Qu’en est-il après les violences extrêmes vécues récemment ? Car ce que
je viens de dire est extrêmement positif quant aux religions. En effet des
violences ont été commises et alors ! L’humanité a une histoire qui est
sans arrêt ponctuée par de telles violences. Sont-elles liées au religieux ?
C’est très difficile de prendre position dans le contexte actuel. Je pense
que ces violences ne sont pas générées par le religieux. Dans ce domaine
, la religion est explicitement présente mais elle fait partie de quelque
chose de beaucoup plus grand. Il me semble, qu’aller chercher au
tréfonds d’une religion, le petit morceau de texte qui va dire dans telle
religion que la violence est obligatoire et va arriver me paraît être une
impasse intellectuelle et pratique. Une comparaison : Ce serait comme si
on se posait la question de savoir qu’est-ce qu’il y a de monstrueux dans
la langue allemande qui permettrait d’écrire Mein Kampf ! La question est
mal posée et ne mène à rien. Je ne pense pas qu’il y ait des religions de
paix ou de guerre.

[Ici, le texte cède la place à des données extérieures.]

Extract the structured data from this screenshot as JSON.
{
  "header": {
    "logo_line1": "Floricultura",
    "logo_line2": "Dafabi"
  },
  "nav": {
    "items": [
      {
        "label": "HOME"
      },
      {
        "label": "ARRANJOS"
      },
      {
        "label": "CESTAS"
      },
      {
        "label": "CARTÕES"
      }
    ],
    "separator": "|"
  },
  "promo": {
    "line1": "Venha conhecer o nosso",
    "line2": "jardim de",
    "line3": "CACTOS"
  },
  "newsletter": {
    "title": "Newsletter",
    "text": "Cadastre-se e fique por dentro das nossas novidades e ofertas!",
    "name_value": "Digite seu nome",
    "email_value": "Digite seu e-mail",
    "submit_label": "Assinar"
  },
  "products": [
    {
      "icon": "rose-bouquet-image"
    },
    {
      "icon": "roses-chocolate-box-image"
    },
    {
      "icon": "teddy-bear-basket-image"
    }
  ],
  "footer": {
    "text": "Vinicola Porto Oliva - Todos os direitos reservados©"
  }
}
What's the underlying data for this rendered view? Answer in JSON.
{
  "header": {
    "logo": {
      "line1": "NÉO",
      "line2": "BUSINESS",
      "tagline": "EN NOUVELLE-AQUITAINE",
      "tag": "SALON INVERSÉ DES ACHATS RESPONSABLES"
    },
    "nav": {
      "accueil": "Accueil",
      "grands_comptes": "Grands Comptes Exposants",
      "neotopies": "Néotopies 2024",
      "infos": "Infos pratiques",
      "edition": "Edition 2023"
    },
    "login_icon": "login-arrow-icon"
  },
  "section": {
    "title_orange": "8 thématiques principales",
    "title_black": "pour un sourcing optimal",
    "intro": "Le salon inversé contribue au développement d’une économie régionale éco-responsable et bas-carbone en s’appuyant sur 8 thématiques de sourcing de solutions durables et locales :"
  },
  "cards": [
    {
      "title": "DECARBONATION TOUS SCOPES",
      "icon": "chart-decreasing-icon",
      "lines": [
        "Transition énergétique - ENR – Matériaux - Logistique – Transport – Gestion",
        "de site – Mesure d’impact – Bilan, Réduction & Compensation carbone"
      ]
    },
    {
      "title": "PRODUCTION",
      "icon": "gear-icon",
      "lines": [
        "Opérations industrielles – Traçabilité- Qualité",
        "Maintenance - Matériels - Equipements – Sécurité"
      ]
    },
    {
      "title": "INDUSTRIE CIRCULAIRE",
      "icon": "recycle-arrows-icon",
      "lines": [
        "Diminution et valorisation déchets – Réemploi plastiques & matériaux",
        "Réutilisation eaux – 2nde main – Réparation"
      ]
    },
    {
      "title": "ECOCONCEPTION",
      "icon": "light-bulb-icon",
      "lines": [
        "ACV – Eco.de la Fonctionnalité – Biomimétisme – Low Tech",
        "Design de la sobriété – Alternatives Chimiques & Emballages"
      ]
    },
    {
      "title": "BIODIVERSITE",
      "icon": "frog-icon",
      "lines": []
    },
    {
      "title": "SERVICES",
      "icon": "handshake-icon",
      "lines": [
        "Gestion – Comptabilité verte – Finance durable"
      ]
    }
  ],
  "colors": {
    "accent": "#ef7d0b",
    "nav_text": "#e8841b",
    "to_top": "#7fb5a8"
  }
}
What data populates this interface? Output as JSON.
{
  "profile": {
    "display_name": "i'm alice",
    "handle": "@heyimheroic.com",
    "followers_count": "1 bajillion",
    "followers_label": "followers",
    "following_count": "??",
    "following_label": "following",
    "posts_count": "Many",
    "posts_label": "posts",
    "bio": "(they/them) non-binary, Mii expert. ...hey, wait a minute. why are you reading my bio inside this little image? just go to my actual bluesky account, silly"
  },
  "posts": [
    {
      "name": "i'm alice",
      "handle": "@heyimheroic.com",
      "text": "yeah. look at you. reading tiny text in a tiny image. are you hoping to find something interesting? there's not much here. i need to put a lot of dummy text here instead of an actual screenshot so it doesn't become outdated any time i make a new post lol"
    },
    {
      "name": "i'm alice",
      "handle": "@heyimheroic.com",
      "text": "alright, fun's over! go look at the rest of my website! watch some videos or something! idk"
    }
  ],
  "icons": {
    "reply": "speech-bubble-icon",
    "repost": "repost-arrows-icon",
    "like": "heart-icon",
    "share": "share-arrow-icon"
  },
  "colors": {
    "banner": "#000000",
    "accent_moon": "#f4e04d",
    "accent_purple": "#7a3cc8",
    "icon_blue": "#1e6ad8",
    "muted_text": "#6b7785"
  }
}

Les religions font partie d’un vaste ensemble. Il suffit
de regarder quelques siècles d’histoire sur toute la planète pour se rendre
compte que les religions sont capables de tout, du pire et du meilleur
comme les sociétés. Après, on fait des comparaisons qui me paraissent
parfois un peu absurde, puisqu’on parle de l’islam par exemple, on
compare un christianisme de dominicain extrêmement subtil et
bienveillant avec de l’islam de banlieue. Changeons les comparaisons,
comparons l’islam d’un maître soufi avec le christianisme d’un évangéliste
agressif. Les perspectives seraient changées. Dans ce moment de grande
tension, de grande violence, de grande douleur, j’ai bien peur que l’on se
crispe et que l’on dise un peu n’importe quoi. Il y a des violences,
défendons nous ! Cela ne change pas grand-chose à ma vision du
religieux. Si l’on reprend l’idée de l’identité, le fait que des hommes se
réclament de l’islam pour exercer des violences, cela ne change rien au
fait que je suis très reconnaissant à l’islam de m’avoir ouvert à Dieu et
que l’islam fait partie de ma culture. Ceci parce que je suis un français
au XXème siècle et qu’en France au XXème siècle l’islam fait partie de la
culture française. Cela ne change rien au fait que le bouddhisme et le
christianisme font partie de ma culture et cela ne change rien au fait que
fondamentalement j’ai fait le choix d’accepter ce christianisme qui est le
mien mais sans rejeter ces autres qui sont en moi.